Secukinumab (AIN457) is a fully human monoclonal antibody that selectively binds to and neutralizes interleukin-17A (IL-17A)[8]-[10]. IL-17A is a central cytokine (messenger protein) involved in the development of psoriasis, and is found in high concentration in skin affected by the disease. Research shows that IL-17A plays a key role in driving the body's autoimmune response in disorders such as moderate-to-severe plaque psoriasis and is a preferred target for investigational therapies.
Secukinumab is the first therapy selectively targeting IL-17A with phase III results. Regulatory submissions for secukinumab in the EU and US were completed in 2013.

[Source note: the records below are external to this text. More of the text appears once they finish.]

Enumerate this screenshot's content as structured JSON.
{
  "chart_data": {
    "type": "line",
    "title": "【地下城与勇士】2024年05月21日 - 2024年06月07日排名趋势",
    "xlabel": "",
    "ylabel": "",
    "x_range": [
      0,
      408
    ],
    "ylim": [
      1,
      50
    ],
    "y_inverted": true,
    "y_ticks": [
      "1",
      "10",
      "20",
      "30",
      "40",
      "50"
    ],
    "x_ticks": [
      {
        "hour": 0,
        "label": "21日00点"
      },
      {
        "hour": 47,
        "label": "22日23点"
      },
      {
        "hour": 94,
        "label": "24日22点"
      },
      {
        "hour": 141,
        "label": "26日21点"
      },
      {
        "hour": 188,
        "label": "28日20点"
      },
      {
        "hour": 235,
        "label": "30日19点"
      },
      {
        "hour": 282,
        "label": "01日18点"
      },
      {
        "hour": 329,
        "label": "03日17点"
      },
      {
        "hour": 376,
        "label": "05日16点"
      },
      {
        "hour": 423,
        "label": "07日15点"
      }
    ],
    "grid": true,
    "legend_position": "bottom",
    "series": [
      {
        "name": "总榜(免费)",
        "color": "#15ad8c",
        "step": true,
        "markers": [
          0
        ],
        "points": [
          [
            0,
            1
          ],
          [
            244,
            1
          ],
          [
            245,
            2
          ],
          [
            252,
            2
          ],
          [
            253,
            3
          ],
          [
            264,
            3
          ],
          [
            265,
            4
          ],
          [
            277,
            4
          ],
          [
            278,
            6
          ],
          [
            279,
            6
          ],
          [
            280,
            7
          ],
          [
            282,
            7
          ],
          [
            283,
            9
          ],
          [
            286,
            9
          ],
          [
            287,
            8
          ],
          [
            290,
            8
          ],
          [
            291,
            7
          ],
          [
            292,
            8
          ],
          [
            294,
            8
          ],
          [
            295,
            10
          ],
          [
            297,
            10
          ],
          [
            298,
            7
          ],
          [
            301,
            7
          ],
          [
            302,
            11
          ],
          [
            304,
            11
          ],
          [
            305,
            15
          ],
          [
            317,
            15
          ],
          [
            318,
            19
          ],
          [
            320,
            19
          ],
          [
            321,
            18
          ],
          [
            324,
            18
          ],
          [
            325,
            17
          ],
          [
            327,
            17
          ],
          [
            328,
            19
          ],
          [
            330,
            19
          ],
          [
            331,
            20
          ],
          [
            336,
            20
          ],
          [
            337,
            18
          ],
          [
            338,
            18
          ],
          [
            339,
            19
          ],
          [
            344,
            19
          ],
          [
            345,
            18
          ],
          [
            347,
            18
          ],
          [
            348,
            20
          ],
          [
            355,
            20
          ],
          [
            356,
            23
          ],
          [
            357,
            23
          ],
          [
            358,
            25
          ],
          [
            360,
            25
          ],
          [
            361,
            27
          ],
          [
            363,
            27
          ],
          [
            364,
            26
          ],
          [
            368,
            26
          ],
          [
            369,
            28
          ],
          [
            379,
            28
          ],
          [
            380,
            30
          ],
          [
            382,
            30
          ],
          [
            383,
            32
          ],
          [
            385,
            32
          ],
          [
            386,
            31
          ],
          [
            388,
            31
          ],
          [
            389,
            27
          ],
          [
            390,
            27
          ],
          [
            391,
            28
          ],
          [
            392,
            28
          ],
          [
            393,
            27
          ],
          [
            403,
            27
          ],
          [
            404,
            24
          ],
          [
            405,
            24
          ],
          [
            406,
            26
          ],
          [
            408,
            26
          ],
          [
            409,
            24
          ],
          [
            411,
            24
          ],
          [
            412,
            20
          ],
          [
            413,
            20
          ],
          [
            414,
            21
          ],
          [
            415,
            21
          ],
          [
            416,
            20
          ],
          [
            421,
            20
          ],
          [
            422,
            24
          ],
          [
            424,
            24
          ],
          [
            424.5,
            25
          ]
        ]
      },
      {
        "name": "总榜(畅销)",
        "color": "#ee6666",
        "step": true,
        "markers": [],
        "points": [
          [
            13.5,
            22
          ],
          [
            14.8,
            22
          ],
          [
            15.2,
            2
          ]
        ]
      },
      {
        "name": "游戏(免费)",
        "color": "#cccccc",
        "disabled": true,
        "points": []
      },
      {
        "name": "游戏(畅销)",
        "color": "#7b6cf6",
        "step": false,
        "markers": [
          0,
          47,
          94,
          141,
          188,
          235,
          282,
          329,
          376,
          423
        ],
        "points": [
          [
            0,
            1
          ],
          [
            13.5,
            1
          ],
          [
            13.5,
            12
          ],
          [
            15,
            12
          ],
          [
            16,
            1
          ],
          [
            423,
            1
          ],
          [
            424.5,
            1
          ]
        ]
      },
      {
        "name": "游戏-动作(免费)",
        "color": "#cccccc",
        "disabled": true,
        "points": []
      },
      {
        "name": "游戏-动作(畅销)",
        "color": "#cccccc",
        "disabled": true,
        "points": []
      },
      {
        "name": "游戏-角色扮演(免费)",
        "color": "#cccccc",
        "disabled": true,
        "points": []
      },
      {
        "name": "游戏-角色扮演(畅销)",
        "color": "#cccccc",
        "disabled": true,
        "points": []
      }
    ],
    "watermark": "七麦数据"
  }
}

Phase III results for secukinumab in moderate-to-severe plaque psoriasis were first presented in October 2013, with additional results to be presented in 2014 for both moderate-to-severe plaque psoriasis and arthritic conditions (psoriatic arthritis and ankylosing spondylitis). Phase IIIb studies are also ongoing, including the head-to-head study of secukinumab versus Stelara in moderate-to-severe plaque psoriasis (CLEAR) and studies in palmo-plantar psoriasis, nail psoriasis and palmo-plantar pustulosis. Phase II studies are also ongoing in other areas.
Nearly 3 per cent the world's population, or more than 125 million people, are affected by plaque psoriasis with more than one third of these suffering from its moderate-to-severe form. Psoriasis is a chronic autoimmune disease characterised by thick and extensive skin lesions, called plaques, known to cause itching, scaling and pain. This common and distressing disease is not simply a cosmetic problem - even those with very mild symptoms find their condition affects their everyday lives. Psoriasis is also associated with psychosocial effects and those with more severe disease are at a greater risk of death from comorbid diseases such as heart disease and diabetes. Between 40-50 per cent of patients are dissatisfied with their current psoriasis therapies, indicating an unmet need for new therapies that act faster and longer to relieve the debilitating symptoms.